Zhang Zipeng, Fang Zhengwen, Du Yongwang, He Yilin, Qian Changsong, Ye Weijian, Zhang Ning, Zhang Jianan, Ding Xiangdong
State Key Laboratory of Animal Biotech Breeding, Key Laboratory of Animal Genetics and Breeding of Ministry of Agriculture and Rural Affairs, National Engineering Laboratory of Animal Breeding, College of Animal Science and Technology, China Agricultural University, Beijing, 100193, China.
MolBreeding Biotechnology Ltd., Shijiazhuang, 050035, China.
J Anim Sci Biotechnol. 2025 Aug 14;16(1):116. doi: 10.1186/s40104-025-01249-y.

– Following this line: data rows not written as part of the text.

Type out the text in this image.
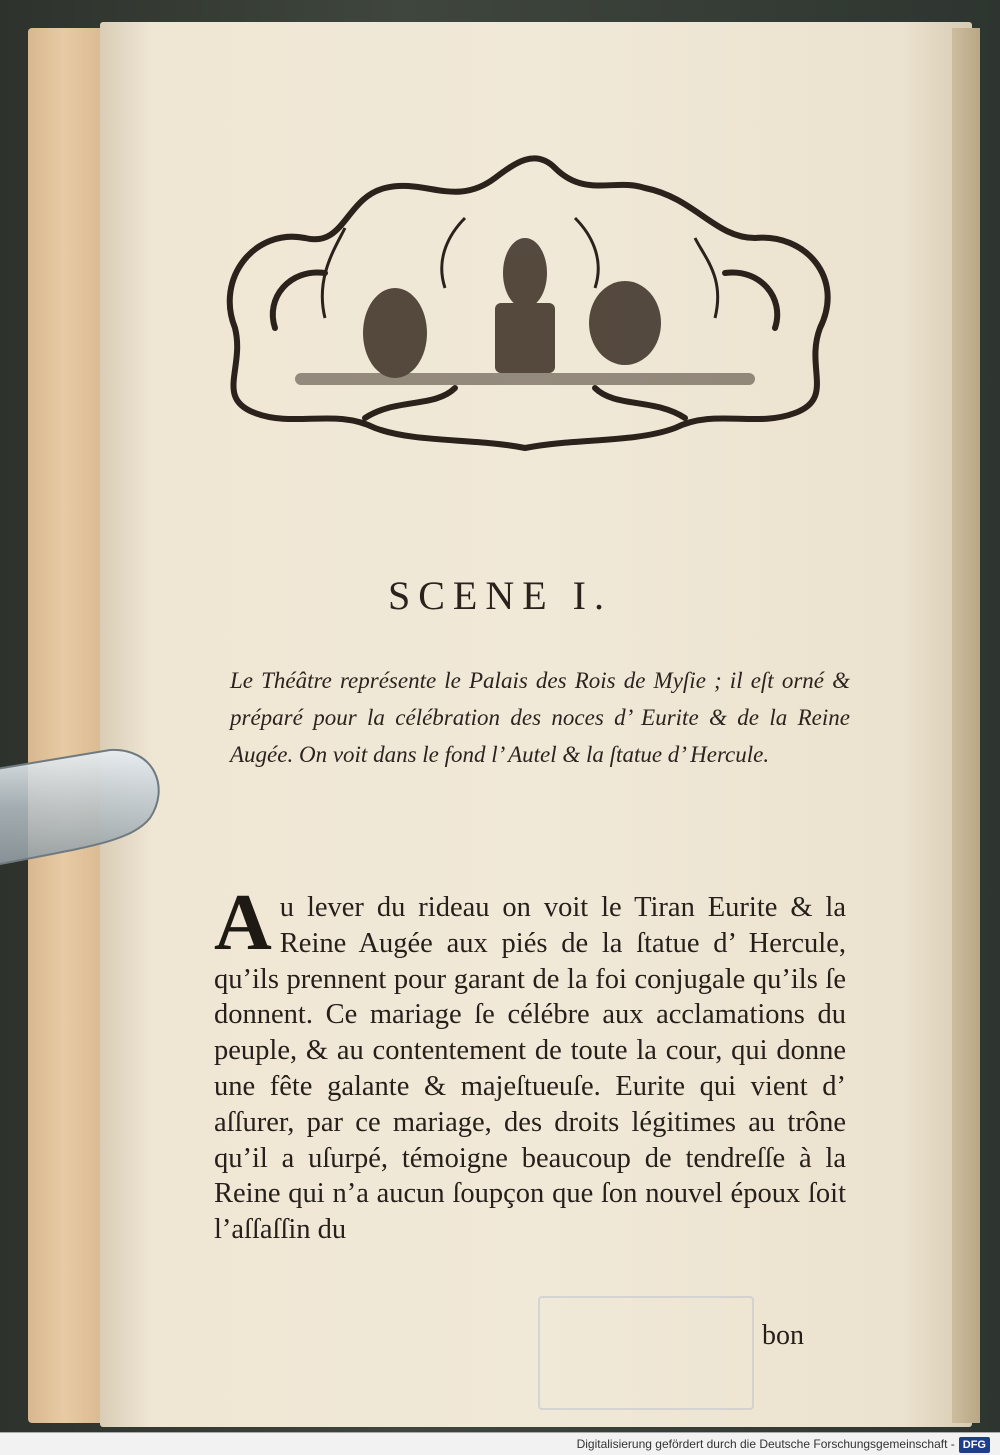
SCENE I.
Le Théâtre représente le Palais des Rois de Myſie ; il eſt orné & préparé pour la célébration des noces d’ Eurite & de la Reine Augée. On voit dans le fond l’ Autel & la ſtatue d’ Hercule.
Au lever du rideau on voit le Tiran Eurite & la Reine Augée aux piés de la ſtatue d’ Hercule, qu’ils prennent pour garant de la foi conjugale qu’ils ſe donnent. Ce mariage ſe célébre aux acclamations du peuple, & au contentement de toute la cour, qui donne une fête galante & majeſtueuſe. Eurite qui vient d’ aſſurer, par ce mariage, des droits légitimes au trône qu’il a uſurpé, témoigne beaucoup de tendreſſe à la Reine qui n’a aucun ſoupçon que ſon nouvel époux ſoit l’aſſaſſin du
bon
Digitalisierung gefördert durch die Deutsche Forschungsgemeinschaft - DFG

Breed identification plays an important role in conserving indigenous breeds, managing genetic resources, and developing effective breeding strategies. However, researches on breed identification in livestock mainly focused on purebreds, and they yielded lower predict accuracy in hybrid. In this study, we presented a Multi-Layer Perceptron (MLP) model with multi-output regression framework specifically designed for genomic breed composition prediction of purebred and hybrid in pigs.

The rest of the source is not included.